META+COACH and habit modification
Repetitive behavioural patterns cut their routes into the brain’s neural pathways. Fortunately, through repeating different behaviours, new habits can be formed. With commitment, even long-time habits can be replaced by better ones.
Improving time management skills is an ideal goal for undertaking with this rehabituation approach in mind. Decide on some simple but major changes you want to make in your way of managing your time, and commit to repeating your new time management behaviour until doing it the new way comes naturally to you. One-on-one leadership coaching may be your best available approach to habituating better time management habits.
Even the best leaders put things off sometimes, but chronic
procrastination is a deeper problem that is likely to reflect self-control
issues. Some procrastinators argue that they perform best when under pressure,
but research indicates that that is typically false. Decisional procrastinators
have difficulty making decisions. Perfectionists may delay facing the
inevitable lack of perfection in their finished work. Thrill-seekers may
squeeze themselves into a tight timeline, to experience an adrenaline rush.
Classic avoiders may put off work, in fear of failure or fear of inability to
sustain success that they might achieve.
Understanding why people procrastinate, have self-control issues, or
motivation issues is the first step to improving your time management if you
are struggling with leadership decision-making, or any of these issues leading to
procrastination.
WAY FORWARD
Ultimately, time management comes down to being clear on what you
really want to
accomplish.
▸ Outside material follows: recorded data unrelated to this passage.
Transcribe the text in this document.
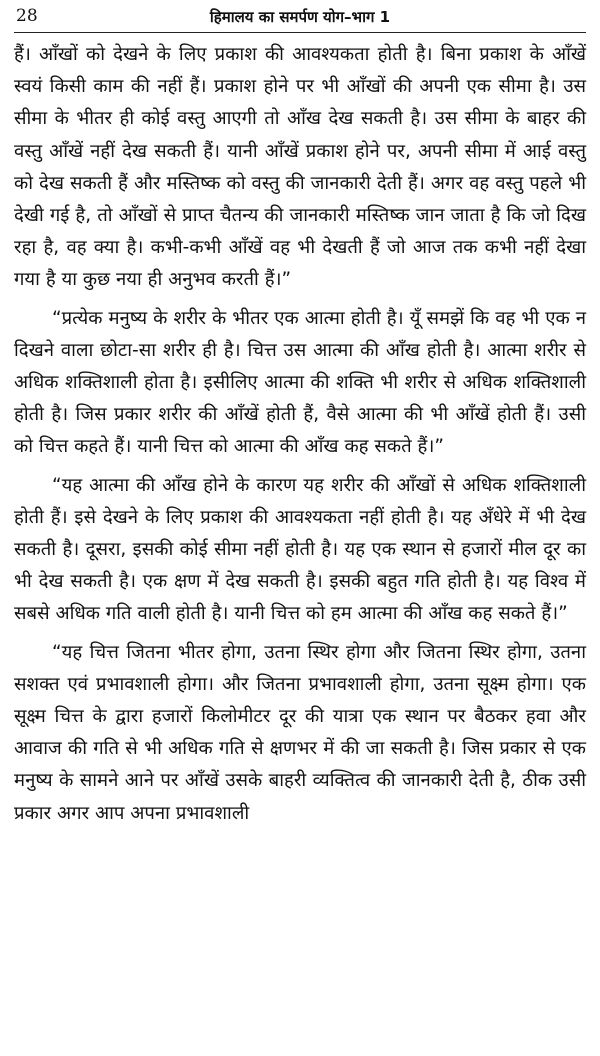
28	हिमालय का समर्पण योग–भाग 1

हैं। आँखों को देखने के लिए प्रकाश की आवश्यकता होती है। बिना प्रकाश के आँखें स्वयं किसी काम की नहीं हैं। प्रकाश होने पर भी आँखों की अपनी एक सीमा है। उस सीमा के भीतर ही कोई वस्तु आएगी तो आँख देख सकती है। उस सीमा के बाहर की वस्तु आँखें नहीं देख सकती हैं। यानी आँखें प्रकाश होने पर, अपनी सीमा में आई वस्तु को देख सकती हैं और मस्तिष्क को वस्तु की जानकारी देती हैं। अगर वह वस्तु पहले भी देखी गई है, तो आँखों से प्राप्त चैतन्य की जानकारी मस्तिष्क जान जाता है कि जो दिख रहा है, वह क्या है। कभी-कभी आँखें वह भी देखती हैं जो आज तक कभी नहीं देखा गया है या कुछ नया ही अनुभव करती हैं।”

“प्रत्येक मनुष्य के शरीर के भीतर एक आत्मा होती है। यूँ समझें कि वह भी एक न दिखने वाला छोटा-सा शरीर ही है। चित्त उस आत्मा की आँख होती है। आत्मा शरीर से अधिक शक्तिशाली होता है। इसीलिए आत्मा की शक्ति भी शरीर से अधिक शक्तिशाली होती है। जिस प्रकार शरीर की आँखें होती हैं, वैसे आत्मा की भी आँखें होती हैं। उसी को चित्त कहते हैं। यानी चित्त को आत्मा की आँख कह सकते हैं।”

“यह आत्मा की आँख होने के कारण यह शरीर की आँखों से अधिक शक्तिशाली होती हैं। इसे देखने के लिए प्रकाश की आवश्यकता नहीं होती है। यह अँधेरे में भी देख सकती है। दूसरा, इसकी कोई सीमा नहीं होती है। यह एक स्थान से हजारों मील दूर का भी देख सकती है। एक क्षण में देख सकती है। इसकी बहुत गति होती है। यह विश्व में सबसे अधिक गति वाली होती है। यानी चित्त को हम आत्मा की आँख कह सकते हैं।”

“यह चित्त जितना भीतर होगा, उतना स्थिर होगा और जितना स्थिर होगा, उतना सशक्त एवं प्रभावशाली होगा। और जितना प्रभावशाली होगा, उतना सूक्ष्म होगा। एक सूक्ष्म चित्त के द्वारा हजारों किलोमीटर दूर की यात्रा एक स्थान पर बैठकर हवा और आवाज की गति से भी अधिक गति से क्षणभर में की जा सकती है। जिस प्रकार से एक मनुष्य के सामने आने पर आँखें उसके बाहरी व्यक्तित्व की जानकारी देती है, ठीक उसी प्रकार अगर आप अपना प्रभावशाली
Really wanting it
is the natural generator of motivation. From there, it’s about weighing your
priorities, to ensure that the way you spend your time is going to get you to
your goal. That means eliminating non-priorities that are sucking time from
your limited supply of it. Ask yourself which items on your To Do list
can make a meaningful difference for you, which can’t be delegated, which can
wait, and which should really be discarded.
Be careful about what you commit to, and prioritise honouring the
commitments you do make. Keeping your promises protects your relationships and
your reputation, both of which are indispensable for a successful career and a
rewarding life that you can thoroughly enjoy.
Practice finding what’s positive in every negative circumstance. Train
yourself to look past obstacles to find solutions. Above all, stay focused on
your goals. Keep thinking about them and talking about them. Visualise yourself
accomplishing what you’ve set out to achieve. These are the ways of a driven
individual. They’re conducive to a mindset that cuts through irrelevancies and
stays fixed on what’s important, and sees the way to get it done, and does it.